Das mit dem feudalen Anwesen verbundene Dorf umfasste heute kaum mehr als zweihundert Einwohner. Die Hälfte der Einwohnerschaft bestand aus zugezogenen Menschen, die über eine gefestigte Weltanschauung, entsprechende Normen und Werte verfügten. Die Neonazis hatten sich hier Macht und Einfluss gesichert. Und so galt dieser Flecken Land als national befreite Zone. Sie war zum Niemandsland im Kampf gegen den bundesdeutschen Staat geworden, den zu bekriegen sich die neuen Raubritter Ehre und Treue bis zum letzten Tropfen ihres Blutes geschworen hatten. Die Geschichte würde ihnen einst recht geben, daran hegten sie keinerlei Zweifel.
Durch die vielen Autos vor der Einfahrt zum ummauerten Gutshof war klar, dass an diesem Abend eine Versammlung stattfand. Eine ziemlich hochkarätige Zusammenkunft, den Nobel-Karossen nach zu schließen, meinte einer der beiden Beamten. Hauptsächlich vertreten waren die Marken VW, Audi und Porsche.
Zweihundert Meter von der Ritterburg entfernt standen auf dem Feld zwei zivile metallic-grau lackierte Fahrzeuge. Die beiden Beamten beobachteten seit Stunden das Anwesen durch Ferngläser und lauschten angestrengt durch die Lautsprecher im Ohr. Doch seit geraumer Zeit gab es keine Anweisungen mehr von Seiten der Dienststelle.
Die Verfassungsschützer hatten jedes der Autokennzeichen akribisch notiert und an die Zentrale weitergeleitet. Hartnäckig verfolgten sie durch die Ferngläser, was sich vor dem Grundstück tat.
Die hohen Herren der rechten Bewegung hatten sich längst in die nicht einsehbare Festung begeben. Da das Anwesen schon mehrfach wegen Hausdurchsuchungen polizeilich erfasst worden war, machten sich die Beamten keine Illusionen: Der Gutshof war besser gesichert als mancher Hochsicherheitstrakt in einem amerikanischen Gefängnis. Der Gutshof mit Burggebäude und Mauern besaß fünfzehn Ein- und zwanzig Ausgänge. Angeblich existierte sogar noch ein unterirdischer Geheimgang, der bereits den Raubrittern im Falle einer Eroberung zur Flucht gedient hatte. Überall waren Lichtschranken und Kameras montiert. Pitbulls wachten in Zwingern, deren Türen sich per Fernsteuerung automatisch öffneten.
Es war ein Ding der Unmöglichkeit, unbemerkt hineinzugelangen. Natürlich aus gutem Grund. Schon häufig hatten die Antifa und andere linksmilitante Organisationen versucht, den Gutshof im Sturm zu erobern. Bisher vergeblich – die Rechten hatten jeden Angriff erfolgreich abgewehrt.

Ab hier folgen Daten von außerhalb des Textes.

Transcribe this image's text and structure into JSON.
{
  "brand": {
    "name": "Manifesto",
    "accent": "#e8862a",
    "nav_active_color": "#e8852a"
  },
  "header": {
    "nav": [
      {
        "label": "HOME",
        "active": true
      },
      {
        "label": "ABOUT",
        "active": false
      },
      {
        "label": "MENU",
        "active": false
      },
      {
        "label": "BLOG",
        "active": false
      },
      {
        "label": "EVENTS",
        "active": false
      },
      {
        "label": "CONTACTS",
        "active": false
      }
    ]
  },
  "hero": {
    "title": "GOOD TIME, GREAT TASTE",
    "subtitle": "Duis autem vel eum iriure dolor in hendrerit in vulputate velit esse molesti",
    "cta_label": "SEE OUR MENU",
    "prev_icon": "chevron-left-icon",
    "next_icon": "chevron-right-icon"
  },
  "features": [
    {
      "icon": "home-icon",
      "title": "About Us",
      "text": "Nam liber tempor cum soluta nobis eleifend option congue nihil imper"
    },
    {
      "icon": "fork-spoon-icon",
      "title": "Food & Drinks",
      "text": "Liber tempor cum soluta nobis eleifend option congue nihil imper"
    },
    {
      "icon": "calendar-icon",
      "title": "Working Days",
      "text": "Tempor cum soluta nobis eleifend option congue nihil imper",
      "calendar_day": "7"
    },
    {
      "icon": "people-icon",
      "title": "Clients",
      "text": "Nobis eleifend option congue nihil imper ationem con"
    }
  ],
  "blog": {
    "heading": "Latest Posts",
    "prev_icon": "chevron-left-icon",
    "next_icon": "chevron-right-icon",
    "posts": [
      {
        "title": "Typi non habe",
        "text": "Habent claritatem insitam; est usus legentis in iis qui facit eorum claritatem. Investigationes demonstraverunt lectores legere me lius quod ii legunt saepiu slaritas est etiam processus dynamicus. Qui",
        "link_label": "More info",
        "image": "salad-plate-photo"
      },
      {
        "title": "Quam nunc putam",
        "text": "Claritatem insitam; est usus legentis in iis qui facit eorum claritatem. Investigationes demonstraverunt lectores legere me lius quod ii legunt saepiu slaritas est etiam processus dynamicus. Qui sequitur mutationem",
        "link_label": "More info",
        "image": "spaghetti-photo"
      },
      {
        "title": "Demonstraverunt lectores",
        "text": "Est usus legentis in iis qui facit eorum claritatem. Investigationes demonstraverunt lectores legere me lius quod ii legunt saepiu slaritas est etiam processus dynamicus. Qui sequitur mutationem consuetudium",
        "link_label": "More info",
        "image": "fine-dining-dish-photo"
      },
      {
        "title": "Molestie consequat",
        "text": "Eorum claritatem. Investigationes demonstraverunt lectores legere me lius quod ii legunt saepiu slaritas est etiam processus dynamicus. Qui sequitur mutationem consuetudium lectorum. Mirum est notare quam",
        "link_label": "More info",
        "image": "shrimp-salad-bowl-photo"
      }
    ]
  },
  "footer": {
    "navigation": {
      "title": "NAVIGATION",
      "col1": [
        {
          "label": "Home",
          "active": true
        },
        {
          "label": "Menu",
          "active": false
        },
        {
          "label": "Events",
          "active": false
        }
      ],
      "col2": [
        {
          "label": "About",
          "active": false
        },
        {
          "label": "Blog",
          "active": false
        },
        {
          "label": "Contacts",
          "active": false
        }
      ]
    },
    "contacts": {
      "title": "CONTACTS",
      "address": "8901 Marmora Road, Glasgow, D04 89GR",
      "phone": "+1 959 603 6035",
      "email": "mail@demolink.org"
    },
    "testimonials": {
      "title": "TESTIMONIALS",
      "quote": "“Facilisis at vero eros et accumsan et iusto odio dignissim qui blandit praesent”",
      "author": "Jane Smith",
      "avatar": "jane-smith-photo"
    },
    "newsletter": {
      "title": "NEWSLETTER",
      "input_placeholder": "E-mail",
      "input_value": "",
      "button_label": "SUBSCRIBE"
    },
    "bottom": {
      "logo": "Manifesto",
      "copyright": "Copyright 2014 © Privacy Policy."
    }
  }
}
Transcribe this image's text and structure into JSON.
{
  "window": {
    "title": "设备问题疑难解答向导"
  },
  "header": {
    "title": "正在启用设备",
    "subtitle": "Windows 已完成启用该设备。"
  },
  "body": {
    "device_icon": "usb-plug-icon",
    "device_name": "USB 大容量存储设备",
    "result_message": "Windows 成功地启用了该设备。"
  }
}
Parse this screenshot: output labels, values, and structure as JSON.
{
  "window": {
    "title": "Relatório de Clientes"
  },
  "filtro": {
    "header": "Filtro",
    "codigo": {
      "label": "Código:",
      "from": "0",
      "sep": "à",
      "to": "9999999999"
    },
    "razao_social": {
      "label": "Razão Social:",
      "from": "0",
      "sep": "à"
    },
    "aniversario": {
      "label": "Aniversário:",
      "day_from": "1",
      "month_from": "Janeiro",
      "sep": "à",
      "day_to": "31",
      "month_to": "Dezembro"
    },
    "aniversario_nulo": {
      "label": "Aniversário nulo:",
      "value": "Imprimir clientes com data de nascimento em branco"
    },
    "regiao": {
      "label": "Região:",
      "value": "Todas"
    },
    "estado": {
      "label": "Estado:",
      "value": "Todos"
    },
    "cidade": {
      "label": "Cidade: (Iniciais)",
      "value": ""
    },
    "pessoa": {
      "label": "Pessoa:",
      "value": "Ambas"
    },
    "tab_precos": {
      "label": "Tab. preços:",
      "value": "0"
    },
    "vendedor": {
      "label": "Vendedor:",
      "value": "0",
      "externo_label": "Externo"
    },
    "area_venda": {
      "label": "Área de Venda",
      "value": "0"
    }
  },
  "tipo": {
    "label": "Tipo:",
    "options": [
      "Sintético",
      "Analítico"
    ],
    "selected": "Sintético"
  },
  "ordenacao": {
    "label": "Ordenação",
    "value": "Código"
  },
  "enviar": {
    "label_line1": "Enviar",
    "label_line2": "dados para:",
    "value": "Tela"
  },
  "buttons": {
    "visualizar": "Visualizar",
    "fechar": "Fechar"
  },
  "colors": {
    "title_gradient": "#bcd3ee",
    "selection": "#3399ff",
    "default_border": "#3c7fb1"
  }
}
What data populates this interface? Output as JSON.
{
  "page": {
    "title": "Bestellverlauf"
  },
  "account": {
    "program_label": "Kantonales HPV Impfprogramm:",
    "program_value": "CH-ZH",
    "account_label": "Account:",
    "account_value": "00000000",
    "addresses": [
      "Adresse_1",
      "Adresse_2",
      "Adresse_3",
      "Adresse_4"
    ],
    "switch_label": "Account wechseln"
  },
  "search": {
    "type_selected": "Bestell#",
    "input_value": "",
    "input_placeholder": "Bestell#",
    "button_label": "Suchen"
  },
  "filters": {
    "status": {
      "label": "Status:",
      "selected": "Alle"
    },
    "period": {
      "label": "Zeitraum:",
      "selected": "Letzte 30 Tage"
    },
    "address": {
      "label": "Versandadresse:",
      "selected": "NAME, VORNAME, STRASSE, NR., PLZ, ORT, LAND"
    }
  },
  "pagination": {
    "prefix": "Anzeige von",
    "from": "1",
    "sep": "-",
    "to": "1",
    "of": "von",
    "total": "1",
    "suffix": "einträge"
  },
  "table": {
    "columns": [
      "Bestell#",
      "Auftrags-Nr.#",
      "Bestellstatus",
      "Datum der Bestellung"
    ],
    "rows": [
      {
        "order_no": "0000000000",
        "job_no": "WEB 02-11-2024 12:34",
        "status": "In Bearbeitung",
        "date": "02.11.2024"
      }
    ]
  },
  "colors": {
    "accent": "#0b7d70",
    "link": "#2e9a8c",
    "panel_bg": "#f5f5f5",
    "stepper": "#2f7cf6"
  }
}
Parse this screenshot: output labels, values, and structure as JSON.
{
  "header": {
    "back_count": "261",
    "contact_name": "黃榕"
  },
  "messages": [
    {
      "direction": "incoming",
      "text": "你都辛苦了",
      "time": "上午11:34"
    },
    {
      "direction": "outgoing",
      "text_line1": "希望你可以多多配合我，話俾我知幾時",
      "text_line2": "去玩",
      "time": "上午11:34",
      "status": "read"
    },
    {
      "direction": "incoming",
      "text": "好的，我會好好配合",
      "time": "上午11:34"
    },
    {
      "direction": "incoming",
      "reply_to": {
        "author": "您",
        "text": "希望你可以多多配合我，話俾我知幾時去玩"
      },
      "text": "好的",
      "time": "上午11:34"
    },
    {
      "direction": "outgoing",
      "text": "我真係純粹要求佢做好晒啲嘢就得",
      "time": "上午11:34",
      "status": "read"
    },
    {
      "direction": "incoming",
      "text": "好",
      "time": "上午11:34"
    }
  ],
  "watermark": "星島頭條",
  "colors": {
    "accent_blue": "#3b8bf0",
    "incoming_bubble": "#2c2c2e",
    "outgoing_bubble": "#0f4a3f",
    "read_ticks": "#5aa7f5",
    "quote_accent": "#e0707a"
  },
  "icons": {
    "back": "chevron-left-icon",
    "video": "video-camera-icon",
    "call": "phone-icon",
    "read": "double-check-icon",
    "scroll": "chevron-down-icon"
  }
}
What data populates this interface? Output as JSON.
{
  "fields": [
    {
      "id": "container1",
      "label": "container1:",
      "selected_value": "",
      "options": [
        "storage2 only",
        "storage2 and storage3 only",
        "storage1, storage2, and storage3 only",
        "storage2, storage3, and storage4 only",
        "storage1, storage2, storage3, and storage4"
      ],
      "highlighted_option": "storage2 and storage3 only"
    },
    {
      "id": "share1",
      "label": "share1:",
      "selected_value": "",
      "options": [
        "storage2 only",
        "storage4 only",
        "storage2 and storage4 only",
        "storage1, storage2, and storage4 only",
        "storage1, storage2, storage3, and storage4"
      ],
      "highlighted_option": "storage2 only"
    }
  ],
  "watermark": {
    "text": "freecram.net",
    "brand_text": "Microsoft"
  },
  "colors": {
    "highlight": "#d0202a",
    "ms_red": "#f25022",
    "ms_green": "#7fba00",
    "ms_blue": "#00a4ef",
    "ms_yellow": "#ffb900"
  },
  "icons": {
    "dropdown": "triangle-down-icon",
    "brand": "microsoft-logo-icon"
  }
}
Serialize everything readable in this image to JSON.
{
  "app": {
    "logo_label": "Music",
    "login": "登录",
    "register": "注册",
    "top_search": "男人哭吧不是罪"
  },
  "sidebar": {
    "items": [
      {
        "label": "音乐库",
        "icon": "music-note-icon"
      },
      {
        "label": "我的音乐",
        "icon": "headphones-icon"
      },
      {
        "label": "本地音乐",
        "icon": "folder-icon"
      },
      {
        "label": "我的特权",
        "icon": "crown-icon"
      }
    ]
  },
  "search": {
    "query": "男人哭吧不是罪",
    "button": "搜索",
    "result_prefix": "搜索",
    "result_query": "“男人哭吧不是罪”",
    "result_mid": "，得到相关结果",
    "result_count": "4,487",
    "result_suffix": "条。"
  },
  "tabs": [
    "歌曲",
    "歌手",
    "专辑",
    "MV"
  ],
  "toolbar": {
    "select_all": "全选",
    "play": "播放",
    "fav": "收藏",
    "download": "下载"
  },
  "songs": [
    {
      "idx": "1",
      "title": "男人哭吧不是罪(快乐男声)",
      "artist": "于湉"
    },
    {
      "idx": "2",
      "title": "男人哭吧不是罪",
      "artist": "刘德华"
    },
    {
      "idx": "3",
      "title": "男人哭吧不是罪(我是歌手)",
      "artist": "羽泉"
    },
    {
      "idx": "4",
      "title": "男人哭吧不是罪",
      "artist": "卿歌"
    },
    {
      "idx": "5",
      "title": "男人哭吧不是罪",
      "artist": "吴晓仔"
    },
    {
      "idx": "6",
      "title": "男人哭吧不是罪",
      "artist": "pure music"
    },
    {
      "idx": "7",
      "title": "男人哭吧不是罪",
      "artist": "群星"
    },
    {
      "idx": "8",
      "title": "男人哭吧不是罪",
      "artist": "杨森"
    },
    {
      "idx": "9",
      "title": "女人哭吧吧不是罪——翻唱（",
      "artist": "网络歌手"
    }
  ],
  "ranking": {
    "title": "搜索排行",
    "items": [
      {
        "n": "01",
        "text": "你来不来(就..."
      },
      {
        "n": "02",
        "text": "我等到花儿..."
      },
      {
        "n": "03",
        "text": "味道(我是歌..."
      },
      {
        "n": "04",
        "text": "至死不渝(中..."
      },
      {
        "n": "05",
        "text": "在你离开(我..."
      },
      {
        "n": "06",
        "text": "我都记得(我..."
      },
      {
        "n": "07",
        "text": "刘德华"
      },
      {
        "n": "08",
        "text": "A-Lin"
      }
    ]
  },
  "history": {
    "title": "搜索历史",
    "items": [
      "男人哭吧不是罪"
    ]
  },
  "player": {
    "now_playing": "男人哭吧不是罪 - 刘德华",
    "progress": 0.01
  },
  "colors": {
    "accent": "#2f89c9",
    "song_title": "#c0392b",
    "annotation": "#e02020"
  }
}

Die Beamten hatten zudem keine Möglichkeit, sich zu verstecken. Es gab nur Felder und weder Büsche noch Bäume, hinter denen Feinde Deckung hätten suchen können.
Ein mobiles Einsatzkommando wartete in fünf Kilometern Entfernung, bereit zum Einsatz für alle: die Verfassungsschützer, die ominöse Versammlung im Haus und potenzielle Angreifer. Vielleicht hatten die Linken einen Wink erhalten, was jedoch unwahrscheinlich war. Denn die rechte Elite duldete keine Maulwürfe, nachdem sie jahrelang von staatlich alimentierten V-Männern unterwandert gewesen war.
Was die wachsamen Verfassungsschützer nicht bemerkten, war, dass sie ihrerseits ebenfalls observiert wurden. Zwei Kameraden hatten sich einen Kilometer entfernt in Erdlöcher eingegraben. Sie sahen und hörten durch ein Richtmikrofon jedes Wort der beiden mit. Über Funk machten sie sich über die Staatsmachtvertreter lustig und bezeichneten sie verächtlich als „staatliches Söldner-Muschi-Pack“. Im Falle eines Zugriffs würden sie ein sorgsam orchestriertes Ablenkungsmanöver starten, um den Gästen des Hauses ein paar zusätzliche Minuten Vorsprung vor dem Zugriff zu ermöglichen.
„So ein Stelldichein hat es schon lange nicht mehr gegeben“, sagte der bulligere Beamte zu seinem Kollegen und fuhr im Telegrammstil fort: „Das Who is Who der rechten Szene. Hier versammelt. Auf einem Haufen. Wäre doch ein Aufwasch, alle auf einmal einzukassieren. Aber wegen der Störsender haben wir nicht einmal die Chance mitzuhören, was im Haus vor sich geht. Die Kollegen in der Homebase geben zwar ihr Bestes, haben aber gerade gemeldet, dass es kein akustisches Durchkommen gibt.“
Der größere Mann zuckte mit den Schultern und vergewisserte sich mit einem Griff an das Rückenholster. Die Glock saß perfekt. War eigentlich nicht erlaubt, aber angesichts der Brisanz des Einsatzes unumgänglich.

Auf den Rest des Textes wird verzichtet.